If I were to send the ghost’s poem out into the world, how many would pick it out as machine-made? After all, it’s my style, is it not? Would anyone be able to tell the difference between the words of flesh and blood, hewn from the grain of life, and those processed in seconds from a machine?
Each line from a writer’s hand is the reverse of this. Each line has sunshine in it, the filtered light from a walk through the woods, the wind in its rhythm, the night and dusk of imagery, the breath of yourself and others in its nuance and, at times, a starkness and a sharp silhouette of meaning. Indeed, in the space between the words there resides a river of life.
This is, of course, merely one person scratching a mark in the sky. The internet is awash with examples of “in the style of” in the fields of literature and AI’s influence on music and musicians.
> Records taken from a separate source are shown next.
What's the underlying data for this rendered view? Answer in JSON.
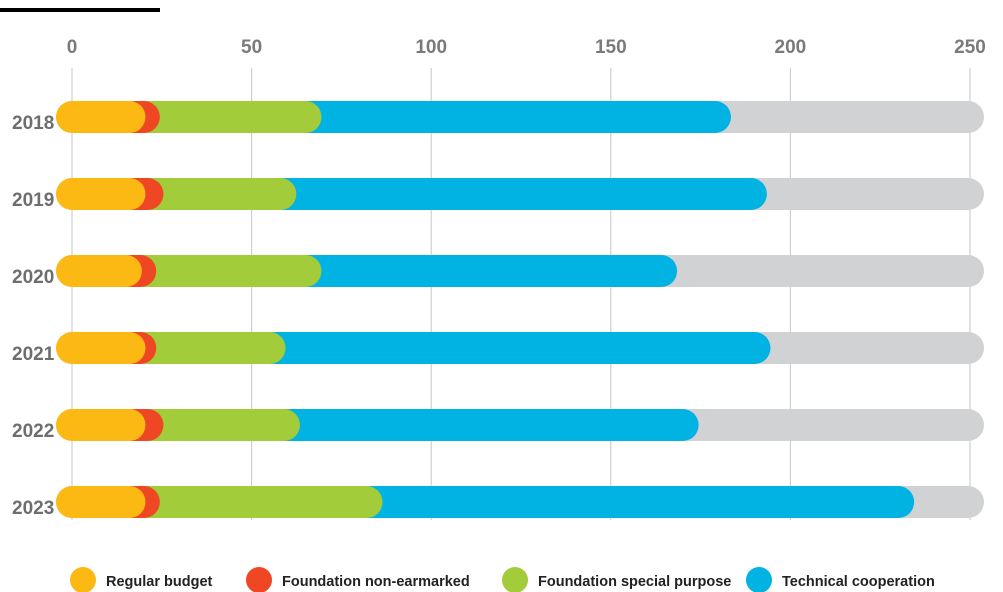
{
  "chart_data": {
    "type": "bar",
    "orientation": "horizontal",
    "stacked": true,
    "title": "",
    "xlabel": "",
    "ylabel": "",
    "xlim": [
      0,
      250
    ],
    "xticks": [
      0,
      50,
      100,
      150,
      200,
      250
    ],
    "categories": [
      "2018",
      "2019",
      "2020",
      "2021",
      "2022",
      "2023"
    ],
    "series": [
      {
        "name": "Regular budget",
        "color": "#FDB913",
        "values": [
          16,
          16,
          15,
          16,
          16,
          16
        ]
      },
      {
        "name": "Foundation non-earmarked",
        "color": "#EF4723",
        "values": [
          4,
          5,
          4,
          3,
          5,
          4
        ]
      },
      {
        "name": "Foundation special purpose",
        "color": "#A2CC39",
        "values": [
          45,
          37,
          46,
          36,
          38,
          62
        ]
      },
      {
        "name": "Technical cooperation",
        "color": "#00B3E3",
        "values": [
          114,
          131,
          99,
          135,
          111,
          148
        ]
      }
    ],
    "track_color": "#D1D2D4",
    "grid": true,
    "legend_position": "bottom"
  }
}
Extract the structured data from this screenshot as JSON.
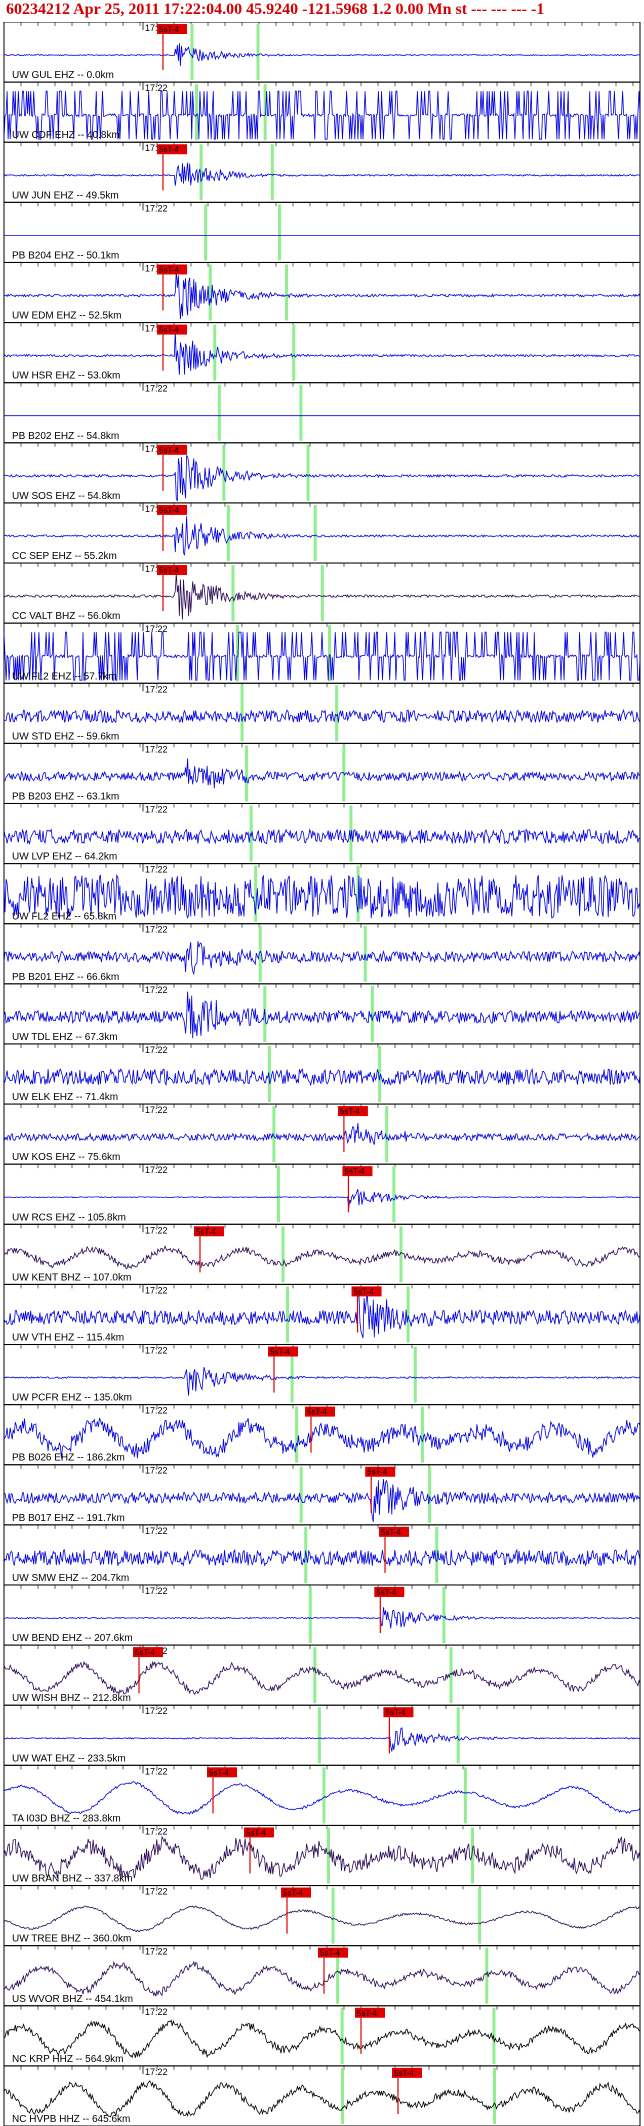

Nick Cave, writing on his Red Hand Files website in response to a submission from a reader of a song sent to him written “in the style of Nick Cave”:
“Many people, most buzzing with a kind of algorithmic awe, have sent me songs ‘in the style of Nick Cave’ created by ChatGPT. There have been dozens of them. Suffice to say, I do not feel the same enthusiasm around this technology. I understand that ChatGPT is in its infancy but perhaps that is the emerging horror of AI – that it will forever be in its infancy, as it will always have further to go, and the direction is always forward, always faster.
“What ChatGPT is, in this instance, is replication as travesty. ChatGPT may be able to write a speech or an essay or a sermon or an obituary but it cannot create a genuine song. It could perhaps in time create a song that is, on the surface, indistinguishable from an original, but it will always be a replication, a kind of burlesque.
“Songs arise out of suffering, by which I mean they are predicated upon the complex, internal human struggle of creation and, well, as far as I know, algorithms don’t feel. Data doesn’t suffer. What makes a great song great is not its close resemblance to a recognizable work. Writing a good song is not mimicry, or replication, or pastiche, it is the opposite.”
That is to say, at its essence, the act of artistic creation and expression can only be rendered through the human. That is the architecture of the soul. All else is merely cogs turning.